Intel Pulls SoftAP Plans

By Eric Griffith

September 28, 2004

The company once said that all future desktop computers could be turned into software-based access points. No longer.

Reuters is reporting that Intel has cancelled its plans to turn Intel-based desktop PCs into access points using software.

The plan was for desktop systems -- at least those equipped with an extra PCI card running a Wi-Fi chip -- to become quick-and-dirty software-based APs (softAPs) that would afford even easier connections to networks for all the wireless users coming on board -- especially those with an Intel Centrino-branded laptop.

The reason given is that PC makers who would have built in the PCI card didn't like the price of $50 to $75 per computer.
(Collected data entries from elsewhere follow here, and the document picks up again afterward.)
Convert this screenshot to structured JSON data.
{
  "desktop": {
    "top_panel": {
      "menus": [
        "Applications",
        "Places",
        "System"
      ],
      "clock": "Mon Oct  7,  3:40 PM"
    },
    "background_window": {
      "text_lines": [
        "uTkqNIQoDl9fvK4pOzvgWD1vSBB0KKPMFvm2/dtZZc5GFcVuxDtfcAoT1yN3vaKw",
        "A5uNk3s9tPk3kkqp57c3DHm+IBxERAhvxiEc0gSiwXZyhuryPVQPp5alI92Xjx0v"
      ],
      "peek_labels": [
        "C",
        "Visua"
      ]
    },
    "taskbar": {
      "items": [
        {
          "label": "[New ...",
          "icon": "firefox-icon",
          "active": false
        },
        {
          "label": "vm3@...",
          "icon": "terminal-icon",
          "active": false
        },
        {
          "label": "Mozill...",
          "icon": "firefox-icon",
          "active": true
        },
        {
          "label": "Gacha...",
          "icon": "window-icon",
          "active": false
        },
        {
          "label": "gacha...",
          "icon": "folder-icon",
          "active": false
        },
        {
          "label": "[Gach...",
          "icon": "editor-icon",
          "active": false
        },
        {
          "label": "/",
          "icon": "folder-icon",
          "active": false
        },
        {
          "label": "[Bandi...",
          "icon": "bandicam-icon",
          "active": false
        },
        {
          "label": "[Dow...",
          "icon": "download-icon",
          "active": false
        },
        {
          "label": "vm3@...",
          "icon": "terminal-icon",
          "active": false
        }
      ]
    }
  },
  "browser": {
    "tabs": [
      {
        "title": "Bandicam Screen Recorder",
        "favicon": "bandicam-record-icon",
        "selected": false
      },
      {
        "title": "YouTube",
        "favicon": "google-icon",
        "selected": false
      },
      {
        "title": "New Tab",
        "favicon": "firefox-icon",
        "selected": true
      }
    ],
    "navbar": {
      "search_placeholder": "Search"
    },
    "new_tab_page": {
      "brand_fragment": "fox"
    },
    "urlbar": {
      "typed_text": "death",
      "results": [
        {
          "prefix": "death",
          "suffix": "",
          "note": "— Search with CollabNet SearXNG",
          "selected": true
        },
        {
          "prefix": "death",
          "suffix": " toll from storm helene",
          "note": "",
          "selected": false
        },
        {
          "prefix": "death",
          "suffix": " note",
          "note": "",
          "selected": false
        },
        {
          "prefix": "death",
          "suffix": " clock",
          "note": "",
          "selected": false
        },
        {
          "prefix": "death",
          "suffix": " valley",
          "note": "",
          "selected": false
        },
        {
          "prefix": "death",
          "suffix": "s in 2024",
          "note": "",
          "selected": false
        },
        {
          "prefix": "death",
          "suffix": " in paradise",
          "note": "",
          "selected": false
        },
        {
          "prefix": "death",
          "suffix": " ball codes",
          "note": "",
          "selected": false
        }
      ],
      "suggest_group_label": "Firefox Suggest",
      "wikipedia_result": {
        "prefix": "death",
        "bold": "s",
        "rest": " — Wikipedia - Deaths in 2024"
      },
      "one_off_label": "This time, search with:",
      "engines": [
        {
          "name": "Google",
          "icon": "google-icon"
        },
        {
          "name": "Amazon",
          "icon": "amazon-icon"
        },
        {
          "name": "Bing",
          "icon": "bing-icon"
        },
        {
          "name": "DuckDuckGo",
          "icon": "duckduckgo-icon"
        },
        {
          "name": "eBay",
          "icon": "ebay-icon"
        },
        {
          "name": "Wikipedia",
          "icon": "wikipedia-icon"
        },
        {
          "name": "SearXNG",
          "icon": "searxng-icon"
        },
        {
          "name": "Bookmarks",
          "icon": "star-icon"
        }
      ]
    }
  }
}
In June, Intel said that "the capability is still there... we're looking at real-world field testing to make sure setup is bullet proof."

Intel told Reuters that "the principle is still sound." The company says it still has teams working on it and might reintroduce the idea, maybe even when the high speed 802.11n standard is introduced in a year or two.

There's also talk that Intel might put WiMax into desktops directly. Most analysts see WiMax, a high speed fixed wireless technology, as a replacement for broadband connections like DSL, cable, or T1 lines, at least to start. Intel's heavily invested in the future of WiMax.

Meanwhile, softAPs are still available from other vendors, such as PCTel , which sells one for $19.95.